Mi visita con scrupolo, mi interroga, tasta, ausculta. Misura nuovamente la pressione, poi mi sbatte sul petto il terminale dell’ecografo e guarda.
«Non è nulla di preoccupante» Sentenzia «Sono extrasistole ventricolari. Stia tranquillo»
La ringrazio, saluto e ritorno nella sala d’attesa a prendere lo zainetto e il giubbotto.
I due sono ancora lì. Lui le parla dolce e continua ad accarezzarle i capelli.
«Quando vi sposate?» Faccio io per rompere il ghiaccio
«Lo siamo già. Abiamo dui fili» Mi risponde in un Italiano incerto.
Azz! Si saranno sposati bambini. Penso. La ragazza mi era sembrata molto giovane. Diciotto, diciannove anni.
Prendo confidenza, gli chiedo l’età, di dove sono, da quanti anni sono in Italia. Lui mi risponde come può; lei mantiene il suo sguardo fisso sul nulla davanti a lei.
Lui, 28 anni, lei 24. Vengono dal Bangladesh e sono in Italia da cinque, mi dice lui.
«State bene qui?» Gli chiedo retoricamente.
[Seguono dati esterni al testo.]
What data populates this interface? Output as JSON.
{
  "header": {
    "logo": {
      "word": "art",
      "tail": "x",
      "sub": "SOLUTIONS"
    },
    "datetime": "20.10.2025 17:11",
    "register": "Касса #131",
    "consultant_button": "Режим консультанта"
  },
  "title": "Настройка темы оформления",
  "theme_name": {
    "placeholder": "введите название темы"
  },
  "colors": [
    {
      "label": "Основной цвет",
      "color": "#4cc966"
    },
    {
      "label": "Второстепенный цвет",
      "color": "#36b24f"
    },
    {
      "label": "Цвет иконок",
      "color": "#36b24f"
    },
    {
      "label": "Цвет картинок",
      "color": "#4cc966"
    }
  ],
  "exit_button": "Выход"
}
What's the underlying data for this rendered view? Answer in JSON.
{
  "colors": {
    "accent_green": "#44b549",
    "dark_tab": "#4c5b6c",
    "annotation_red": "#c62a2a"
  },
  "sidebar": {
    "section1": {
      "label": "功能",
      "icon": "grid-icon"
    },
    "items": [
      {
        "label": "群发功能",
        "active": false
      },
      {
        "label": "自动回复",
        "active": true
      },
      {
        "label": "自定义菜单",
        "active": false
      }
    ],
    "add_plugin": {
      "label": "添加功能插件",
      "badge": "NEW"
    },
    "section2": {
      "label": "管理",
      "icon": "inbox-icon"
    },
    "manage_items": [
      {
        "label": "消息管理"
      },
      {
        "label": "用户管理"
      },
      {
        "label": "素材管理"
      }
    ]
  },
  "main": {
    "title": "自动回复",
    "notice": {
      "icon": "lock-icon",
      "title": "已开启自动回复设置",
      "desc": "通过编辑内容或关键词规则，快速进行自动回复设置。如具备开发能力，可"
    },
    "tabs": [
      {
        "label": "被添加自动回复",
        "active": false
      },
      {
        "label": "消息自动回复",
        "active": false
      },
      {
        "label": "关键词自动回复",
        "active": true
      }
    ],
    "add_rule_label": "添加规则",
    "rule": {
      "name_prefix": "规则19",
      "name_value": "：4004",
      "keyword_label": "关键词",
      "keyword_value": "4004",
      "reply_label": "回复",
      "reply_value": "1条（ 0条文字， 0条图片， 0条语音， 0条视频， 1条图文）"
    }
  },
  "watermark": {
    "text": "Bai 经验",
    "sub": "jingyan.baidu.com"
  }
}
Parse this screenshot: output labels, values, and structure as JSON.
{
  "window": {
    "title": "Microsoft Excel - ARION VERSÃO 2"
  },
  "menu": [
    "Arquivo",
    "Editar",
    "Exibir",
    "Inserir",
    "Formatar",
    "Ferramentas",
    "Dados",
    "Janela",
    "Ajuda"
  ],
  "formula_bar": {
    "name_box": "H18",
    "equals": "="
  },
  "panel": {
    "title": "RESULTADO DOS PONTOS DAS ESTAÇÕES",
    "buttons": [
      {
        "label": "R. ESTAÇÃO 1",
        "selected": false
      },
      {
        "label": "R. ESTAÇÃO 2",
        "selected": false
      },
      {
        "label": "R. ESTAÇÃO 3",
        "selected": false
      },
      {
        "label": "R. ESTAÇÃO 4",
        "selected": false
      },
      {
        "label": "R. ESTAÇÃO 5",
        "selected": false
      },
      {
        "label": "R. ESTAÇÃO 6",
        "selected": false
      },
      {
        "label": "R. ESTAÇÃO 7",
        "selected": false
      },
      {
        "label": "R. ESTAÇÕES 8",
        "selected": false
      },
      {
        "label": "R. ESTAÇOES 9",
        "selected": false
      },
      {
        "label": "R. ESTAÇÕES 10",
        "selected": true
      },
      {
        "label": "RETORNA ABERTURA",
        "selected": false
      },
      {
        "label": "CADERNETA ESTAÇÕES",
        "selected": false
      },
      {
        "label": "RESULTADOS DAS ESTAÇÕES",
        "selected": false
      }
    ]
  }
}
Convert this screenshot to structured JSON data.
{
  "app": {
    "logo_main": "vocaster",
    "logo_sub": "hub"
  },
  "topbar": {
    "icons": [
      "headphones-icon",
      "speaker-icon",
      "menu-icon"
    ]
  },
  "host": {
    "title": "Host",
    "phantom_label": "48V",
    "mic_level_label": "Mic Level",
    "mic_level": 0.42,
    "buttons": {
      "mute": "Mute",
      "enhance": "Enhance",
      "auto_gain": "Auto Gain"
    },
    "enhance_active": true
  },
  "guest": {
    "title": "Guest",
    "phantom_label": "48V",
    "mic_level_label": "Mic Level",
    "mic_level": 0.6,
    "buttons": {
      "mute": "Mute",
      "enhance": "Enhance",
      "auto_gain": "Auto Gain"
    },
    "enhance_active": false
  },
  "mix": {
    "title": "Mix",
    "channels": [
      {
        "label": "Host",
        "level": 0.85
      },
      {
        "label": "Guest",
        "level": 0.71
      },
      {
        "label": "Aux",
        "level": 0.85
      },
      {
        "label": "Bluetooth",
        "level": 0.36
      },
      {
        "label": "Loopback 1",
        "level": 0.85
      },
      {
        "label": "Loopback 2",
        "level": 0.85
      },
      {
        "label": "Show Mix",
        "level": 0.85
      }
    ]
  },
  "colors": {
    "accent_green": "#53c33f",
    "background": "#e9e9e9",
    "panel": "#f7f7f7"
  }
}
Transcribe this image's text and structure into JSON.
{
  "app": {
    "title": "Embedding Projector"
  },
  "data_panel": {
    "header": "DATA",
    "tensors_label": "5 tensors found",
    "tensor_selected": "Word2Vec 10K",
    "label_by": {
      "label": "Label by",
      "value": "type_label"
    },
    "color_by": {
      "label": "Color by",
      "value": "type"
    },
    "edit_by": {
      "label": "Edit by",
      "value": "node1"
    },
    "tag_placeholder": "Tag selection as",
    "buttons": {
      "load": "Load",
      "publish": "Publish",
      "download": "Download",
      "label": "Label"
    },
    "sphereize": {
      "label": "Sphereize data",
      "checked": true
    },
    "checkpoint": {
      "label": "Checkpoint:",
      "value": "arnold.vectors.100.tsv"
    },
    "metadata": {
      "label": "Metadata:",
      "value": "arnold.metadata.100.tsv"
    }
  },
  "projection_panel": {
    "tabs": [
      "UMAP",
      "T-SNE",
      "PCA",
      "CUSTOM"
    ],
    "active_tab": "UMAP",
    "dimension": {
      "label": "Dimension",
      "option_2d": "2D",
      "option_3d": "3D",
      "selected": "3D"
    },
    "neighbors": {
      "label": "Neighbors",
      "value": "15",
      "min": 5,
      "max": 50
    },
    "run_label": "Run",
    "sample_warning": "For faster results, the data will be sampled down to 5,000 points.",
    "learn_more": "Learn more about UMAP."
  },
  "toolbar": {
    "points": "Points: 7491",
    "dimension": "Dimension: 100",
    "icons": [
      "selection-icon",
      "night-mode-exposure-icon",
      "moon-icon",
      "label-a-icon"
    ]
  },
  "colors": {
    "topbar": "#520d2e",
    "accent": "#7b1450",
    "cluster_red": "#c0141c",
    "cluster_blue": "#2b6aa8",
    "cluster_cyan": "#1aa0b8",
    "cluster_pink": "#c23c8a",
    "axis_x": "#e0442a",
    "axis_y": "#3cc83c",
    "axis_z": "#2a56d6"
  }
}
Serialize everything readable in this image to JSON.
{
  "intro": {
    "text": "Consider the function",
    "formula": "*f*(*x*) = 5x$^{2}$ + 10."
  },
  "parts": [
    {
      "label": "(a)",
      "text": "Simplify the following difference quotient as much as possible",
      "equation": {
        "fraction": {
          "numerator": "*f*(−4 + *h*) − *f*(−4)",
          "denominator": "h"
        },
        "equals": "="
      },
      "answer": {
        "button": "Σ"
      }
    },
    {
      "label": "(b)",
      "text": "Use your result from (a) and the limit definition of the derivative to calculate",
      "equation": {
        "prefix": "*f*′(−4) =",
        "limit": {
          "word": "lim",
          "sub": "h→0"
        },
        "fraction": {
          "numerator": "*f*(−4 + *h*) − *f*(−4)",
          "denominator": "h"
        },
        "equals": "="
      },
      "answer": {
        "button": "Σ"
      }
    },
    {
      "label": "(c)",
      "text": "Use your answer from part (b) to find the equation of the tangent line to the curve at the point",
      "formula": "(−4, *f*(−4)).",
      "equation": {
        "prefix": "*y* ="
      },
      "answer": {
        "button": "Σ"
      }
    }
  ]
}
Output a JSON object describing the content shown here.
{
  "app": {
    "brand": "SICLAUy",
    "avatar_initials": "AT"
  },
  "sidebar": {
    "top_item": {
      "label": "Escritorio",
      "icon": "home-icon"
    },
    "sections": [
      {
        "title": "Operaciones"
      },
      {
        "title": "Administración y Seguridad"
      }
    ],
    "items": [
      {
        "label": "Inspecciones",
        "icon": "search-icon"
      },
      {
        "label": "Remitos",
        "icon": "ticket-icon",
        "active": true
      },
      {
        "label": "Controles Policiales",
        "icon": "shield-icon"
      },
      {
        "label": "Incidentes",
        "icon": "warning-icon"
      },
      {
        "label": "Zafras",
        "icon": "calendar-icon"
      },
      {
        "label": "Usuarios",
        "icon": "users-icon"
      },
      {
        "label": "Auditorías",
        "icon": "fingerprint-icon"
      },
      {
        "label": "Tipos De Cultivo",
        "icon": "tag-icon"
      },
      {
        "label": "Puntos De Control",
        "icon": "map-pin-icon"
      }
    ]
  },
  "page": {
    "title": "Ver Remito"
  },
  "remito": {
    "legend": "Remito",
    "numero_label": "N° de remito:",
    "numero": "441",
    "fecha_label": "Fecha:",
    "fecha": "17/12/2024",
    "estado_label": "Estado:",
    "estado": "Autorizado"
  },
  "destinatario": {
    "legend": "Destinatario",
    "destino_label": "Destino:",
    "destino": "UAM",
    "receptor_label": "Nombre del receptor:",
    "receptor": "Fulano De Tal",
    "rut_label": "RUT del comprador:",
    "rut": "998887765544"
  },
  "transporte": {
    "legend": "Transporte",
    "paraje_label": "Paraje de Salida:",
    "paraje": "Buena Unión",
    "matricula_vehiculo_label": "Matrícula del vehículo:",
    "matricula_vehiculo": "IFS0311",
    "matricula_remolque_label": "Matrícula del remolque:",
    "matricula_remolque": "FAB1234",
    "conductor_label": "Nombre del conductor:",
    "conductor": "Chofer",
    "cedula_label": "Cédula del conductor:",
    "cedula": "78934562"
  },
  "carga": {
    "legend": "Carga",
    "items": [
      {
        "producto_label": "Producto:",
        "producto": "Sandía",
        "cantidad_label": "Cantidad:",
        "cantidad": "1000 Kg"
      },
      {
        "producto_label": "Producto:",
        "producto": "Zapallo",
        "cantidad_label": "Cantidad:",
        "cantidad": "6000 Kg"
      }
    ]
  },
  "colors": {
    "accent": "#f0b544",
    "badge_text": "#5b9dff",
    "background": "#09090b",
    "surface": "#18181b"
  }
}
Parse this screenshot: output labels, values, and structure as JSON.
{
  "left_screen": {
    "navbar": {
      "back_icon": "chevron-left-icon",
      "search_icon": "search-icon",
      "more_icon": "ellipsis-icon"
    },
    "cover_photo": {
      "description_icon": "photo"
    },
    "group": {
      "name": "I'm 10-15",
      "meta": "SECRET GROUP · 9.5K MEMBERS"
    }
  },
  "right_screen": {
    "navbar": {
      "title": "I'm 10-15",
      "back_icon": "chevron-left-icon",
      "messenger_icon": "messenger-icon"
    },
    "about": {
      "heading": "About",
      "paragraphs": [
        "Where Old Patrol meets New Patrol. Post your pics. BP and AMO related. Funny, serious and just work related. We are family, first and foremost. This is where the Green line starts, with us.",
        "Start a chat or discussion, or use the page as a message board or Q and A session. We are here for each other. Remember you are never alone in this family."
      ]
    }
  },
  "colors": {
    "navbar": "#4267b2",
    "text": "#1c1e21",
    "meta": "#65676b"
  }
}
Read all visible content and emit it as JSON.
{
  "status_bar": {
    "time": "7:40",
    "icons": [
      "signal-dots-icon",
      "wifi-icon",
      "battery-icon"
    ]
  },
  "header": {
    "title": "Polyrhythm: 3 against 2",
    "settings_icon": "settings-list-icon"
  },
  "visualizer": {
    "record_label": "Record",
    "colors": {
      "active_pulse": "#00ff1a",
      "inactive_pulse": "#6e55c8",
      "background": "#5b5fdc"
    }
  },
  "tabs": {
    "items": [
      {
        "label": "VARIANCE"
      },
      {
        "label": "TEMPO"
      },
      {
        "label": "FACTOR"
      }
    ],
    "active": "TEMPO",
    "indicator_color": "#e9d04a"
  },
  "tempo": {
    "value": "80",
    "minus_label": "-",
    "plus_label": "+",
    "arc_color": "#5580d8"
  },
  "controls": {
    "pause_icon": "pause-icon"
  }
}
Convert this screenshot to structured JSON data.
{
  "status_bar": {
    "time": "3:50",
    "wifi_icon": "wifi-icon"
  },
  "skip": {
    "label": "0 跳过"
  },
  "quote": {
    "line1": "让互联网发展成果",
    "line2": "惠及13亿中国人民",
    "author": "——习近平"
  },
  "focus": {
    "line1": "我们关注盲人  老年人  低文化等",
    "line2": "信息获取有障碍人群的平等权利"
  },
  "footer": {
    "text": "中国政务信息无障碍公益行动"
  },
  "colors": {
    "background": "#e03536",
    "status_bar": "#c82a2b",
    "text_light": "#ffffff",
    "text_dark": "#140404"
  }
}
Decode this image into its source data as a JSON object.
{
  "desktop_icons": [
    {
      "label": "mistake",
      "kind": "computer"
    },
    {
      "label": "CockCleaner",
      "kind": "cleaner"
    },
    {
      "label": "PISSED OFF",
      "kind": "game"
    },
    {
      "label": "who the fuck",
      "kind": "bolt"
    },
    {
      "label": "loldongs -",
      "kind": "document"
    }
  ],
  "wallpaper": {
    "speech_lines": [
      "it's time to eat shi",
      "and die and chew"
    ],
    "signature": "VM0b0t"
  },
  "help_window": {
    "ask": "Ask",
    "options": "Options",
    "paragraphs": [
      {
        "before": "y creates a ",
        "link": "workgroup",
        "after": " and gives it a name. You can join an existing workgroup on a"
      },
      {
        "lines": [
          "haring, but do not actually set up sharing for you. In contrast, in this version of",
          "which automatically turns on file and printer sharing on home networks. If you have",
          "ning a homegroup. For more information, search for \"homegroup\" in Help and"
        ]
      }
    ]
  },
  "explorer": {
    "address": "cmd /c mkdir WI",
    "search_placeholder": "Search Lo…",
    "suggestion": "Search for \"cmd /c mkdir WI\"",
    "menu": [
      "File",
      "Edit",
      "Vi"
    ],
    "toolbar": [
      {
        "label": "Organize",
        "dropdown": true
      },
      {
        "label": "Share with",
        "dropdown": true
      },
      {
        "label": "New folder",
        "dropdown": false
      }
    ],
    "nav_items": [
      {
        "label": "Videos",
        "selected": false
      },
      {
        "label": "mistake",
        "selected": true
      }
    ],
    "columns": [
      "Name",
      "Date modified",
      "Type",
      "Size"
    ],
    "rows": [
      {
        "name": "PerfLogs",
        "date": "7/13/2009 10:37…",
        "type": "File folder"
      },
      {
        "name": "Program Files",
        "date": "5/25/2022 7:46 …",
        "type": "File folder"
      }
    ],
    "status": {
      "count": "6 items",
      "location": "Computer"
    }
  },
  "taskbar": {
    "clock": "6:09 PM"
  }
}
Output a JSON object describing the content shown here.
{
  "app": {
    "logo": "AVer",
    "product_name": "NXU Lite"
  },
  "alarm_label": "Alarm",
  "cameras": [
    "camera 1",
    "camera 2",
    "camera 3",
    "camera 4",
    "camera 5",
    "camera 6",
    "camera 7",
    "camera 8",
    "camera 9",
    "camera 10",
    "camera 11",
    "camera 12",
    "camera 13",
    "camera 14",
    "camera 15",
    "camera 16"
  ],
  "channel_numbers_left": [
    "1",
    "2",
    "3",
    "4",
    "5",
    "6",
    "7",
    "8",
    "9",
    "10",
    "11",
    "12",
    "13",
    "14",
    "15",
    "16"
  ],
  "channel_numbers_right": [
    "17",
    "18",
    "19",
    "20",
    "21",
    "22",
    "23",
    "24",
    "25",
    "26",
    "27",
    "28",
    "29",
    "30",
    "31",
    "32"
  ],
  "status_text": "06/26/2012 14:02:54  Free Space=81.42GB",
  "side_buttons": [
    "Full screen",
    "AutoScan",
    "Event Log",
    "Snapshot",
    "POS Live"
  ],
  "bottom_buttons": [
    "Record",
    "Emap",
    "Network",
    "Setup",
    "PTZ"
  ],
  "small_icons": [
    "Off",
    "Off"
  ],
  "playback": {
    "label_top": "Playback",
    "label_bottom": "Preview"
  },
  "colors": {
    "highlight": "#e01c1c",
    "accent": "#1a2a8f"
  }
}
Domandone intelligente! Mi viene da pensare. Ovvio che ci stanno bene, sennò se ne sarebbero già andati…
Lui corruga la fronte e si sforza in un sorriso malriuscito.
«Sì…» Mi dice alzando le spalle «Abbastanza…»
Per la prima volta, lei alza la testa e mi perfora col suo sguardo. Gli occhi neri, sono tristemente espressivi. In quel momento, non sapevo ancora che una legge assurda del suo paese permette ad una minorenne di unirsi in matrimonio; ignoravo, che in base ad una loro tradizione, le famiglie combinano i matrimoni per i loro figli.
Mi fissa e senza dire una parola, mi suggerisce la vera risposta.
Un conto è fare quel che la vita t’impone; un altro, quel che ti dice il cuore.